Eventually, Bud asks Gordon how much money is enough. "It's never enough," he says. Accruing wealth is a game, and the more money you get, the more money you get, period. "Wall Street" not only points out the deep corruption in stock-based systems, but how extreme wealth is bad for the brain. Rich people, Stone implies, are isolated, weird, and terrible, convinced that their bad ideas are good and that their personal intestinal gases smell rosy. (If you want a good interrogation of the Reagan era, watch "Wall Street" and "RoboCop" back-to-back.)
1. Natural Born Killers (1994)
"Natural Born Killers" is presented as a twisted love story about Mickey and Mallory Knox (Woody Harrelson and Juliette Lewis), a pair of abused, damaged lovebirds who freely commit murder whenever the whim strikes. Their love is presented in weird, swirling, MTV-ready montages, and Stone makes extensive use of various film stocks, animation, and weird editing techniques to depict the chaos they live in. Visually speaking, "Natural Born Killers" is Stone's most ambitious and interesting film.
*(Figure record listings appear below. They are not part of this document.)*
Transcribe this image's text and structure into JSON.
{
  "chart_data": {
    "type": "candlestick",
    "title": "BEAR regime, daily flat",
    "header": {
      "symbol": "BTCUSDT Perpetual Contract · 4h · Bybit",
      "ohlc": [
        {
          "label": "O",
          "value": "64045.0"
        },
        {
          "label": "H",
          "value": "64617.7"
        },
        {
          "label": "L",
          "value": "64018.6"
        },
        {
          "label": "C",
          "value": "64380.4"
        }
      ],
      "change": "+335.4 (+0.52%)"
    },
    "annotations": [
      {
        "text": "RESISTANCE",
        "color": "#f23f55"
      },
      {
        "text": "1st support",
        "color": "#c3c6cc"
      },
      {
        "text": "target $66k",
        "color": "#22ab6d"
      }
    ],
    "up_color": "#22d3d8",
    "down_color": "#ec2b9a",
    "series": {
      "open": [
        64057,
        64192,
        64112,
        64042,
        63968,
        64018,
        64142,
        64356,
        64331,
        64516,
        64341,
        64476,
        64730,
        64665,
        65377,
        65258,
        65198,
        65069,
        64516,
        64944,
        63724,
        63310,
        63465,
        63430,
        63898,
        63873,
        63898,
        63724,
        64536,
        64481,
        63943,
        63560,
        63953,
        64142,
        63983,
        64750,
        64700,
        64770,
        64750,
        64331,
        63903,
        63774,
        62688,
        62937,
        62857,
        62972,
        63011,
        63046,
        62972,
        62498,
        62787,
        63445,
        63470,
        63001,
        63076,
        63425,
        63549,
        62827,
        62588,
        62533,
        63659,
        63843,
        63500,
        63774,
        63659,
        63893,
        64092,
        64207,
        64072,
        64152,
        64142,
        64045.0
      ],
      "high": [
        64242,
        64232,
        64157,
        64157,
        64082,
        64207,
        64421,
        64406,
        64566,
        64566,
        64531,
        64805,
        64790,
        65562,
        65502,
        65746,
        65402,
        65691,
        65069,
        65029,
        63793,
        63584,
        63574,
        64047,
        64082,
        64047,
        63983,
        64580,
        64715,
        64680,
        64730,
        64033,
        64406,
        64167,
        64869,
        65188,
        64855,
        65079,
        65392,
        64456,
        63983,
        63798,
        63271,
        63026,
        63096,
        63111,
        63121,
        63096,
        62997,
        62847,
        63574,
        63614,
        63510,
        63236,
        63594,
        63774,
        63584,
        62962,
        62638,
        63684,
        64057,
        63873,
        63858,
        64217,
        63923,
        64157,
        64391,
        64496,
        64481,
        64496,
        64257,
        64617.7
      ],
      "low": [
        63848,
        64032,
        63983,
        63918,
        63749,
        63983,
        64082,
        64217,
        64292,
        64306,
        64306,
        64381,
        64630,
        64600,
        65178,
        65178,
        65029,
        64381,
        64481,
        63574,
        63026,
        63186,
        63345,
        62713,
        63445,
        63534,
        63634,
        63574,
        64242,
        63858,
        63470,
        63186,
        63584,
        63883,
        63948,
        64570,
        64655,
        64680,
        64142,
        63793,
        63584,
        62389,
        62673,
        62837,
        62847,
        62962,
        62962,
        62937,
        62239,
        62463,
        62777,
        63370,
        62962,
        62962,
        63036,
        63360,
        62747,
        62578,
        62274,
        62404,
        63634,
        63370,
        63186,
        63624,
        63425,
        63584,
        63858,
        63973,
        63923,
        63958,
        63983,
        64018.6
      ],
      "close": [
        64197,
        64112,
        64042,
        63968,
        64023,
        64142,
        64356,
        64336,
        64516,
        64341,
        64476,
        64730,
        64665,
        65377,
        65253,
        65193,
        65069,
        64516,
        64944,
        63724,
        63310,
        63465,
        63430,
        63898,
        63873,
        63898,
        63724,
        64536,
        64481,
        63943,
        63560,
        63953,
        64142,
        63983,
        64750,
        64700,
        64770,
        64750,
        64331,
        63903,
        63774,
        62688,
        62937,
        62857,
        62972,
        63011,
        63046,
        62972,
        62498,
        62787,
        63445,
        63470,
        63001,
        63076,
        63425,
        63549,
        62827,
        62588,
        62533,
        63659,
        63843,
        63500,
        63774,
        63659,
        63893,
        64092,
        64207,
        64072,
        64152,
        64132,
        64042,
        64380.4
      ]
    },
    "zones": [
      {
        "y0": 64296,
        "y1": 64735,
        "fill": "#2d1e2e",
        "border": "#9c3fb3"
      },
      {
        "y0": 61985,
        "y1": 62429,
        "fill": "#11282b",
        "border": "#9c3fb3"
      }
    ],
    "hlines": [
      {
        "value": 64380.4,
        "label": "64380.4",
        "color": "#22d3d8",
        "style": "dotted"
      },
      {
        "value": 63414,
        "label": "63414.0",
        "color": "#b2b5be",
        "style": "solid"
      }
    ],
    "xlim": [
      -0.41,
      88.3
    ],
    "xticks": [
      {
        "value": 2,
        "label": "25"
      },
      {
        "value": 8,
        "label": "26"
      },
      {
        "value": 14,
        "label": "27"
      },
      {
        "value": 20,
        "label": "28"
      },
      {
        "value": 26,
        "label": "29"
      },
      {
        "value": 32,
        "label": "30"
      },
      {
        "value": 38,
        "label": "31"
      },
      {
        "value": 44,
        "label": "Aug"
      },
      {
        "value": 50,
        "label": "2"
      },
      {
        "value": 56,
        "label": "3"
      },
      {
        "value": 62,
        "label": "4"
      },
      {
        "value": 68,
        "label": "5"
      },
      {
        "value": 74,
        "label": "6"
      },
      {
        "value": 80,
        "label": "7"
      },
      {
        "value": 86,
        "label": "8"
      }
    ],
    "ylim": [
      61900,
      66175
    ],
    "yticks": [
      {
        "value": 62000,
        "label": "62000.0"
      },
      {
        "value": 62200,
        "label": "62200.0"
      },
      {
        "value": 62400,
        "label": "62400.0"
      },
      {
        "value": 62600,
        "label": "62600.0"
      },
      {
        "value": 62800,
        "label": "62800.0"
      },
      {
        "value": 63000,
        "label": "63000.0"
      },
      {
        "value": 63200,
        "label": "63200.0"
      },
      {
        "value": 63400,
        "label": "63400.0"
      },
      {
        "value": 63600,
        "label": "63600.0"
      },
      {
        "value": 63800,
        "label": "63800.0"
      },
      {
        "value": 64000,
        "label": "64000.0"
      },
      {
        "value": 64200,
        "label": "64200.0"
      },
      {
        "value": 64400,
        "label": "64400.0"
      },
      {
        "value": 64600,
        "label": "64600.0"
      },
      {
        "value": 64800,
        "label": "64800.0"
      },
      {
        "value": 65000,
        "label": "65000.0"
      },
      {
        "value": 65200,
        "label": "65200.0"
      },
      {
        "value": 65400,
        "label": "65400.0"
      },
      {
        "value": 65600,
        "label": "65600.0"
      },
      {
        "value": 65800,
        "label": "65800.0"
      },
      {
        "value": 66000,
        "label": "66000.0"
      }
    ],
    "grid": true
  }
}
It's also one of the most violent films one might see, featuring human splatter in volumes unseen this side of an early Peter Jackson movie.
Beyond the strange, violent, romance tale, though, Stone was interrogating the media of the 1990s, pointing out that — like in "Talk Radio" — shock sells. If there were a pair of charismatic serial killers on the loose, would the public want to see them captured and jailed, or merely venerated for how cool they were? When Mickey admits to a reporter (Robert Downey, Jr.) that he's a natural-born killer, Downey only thrills at the sellability of the line, and not the fact that Mickey has killed so many people.
"Natural Born Killers" was prescient, predicting the public's capacity for bad news and its addiction to doomscrolling. It's very of its time, and yet remains relevant.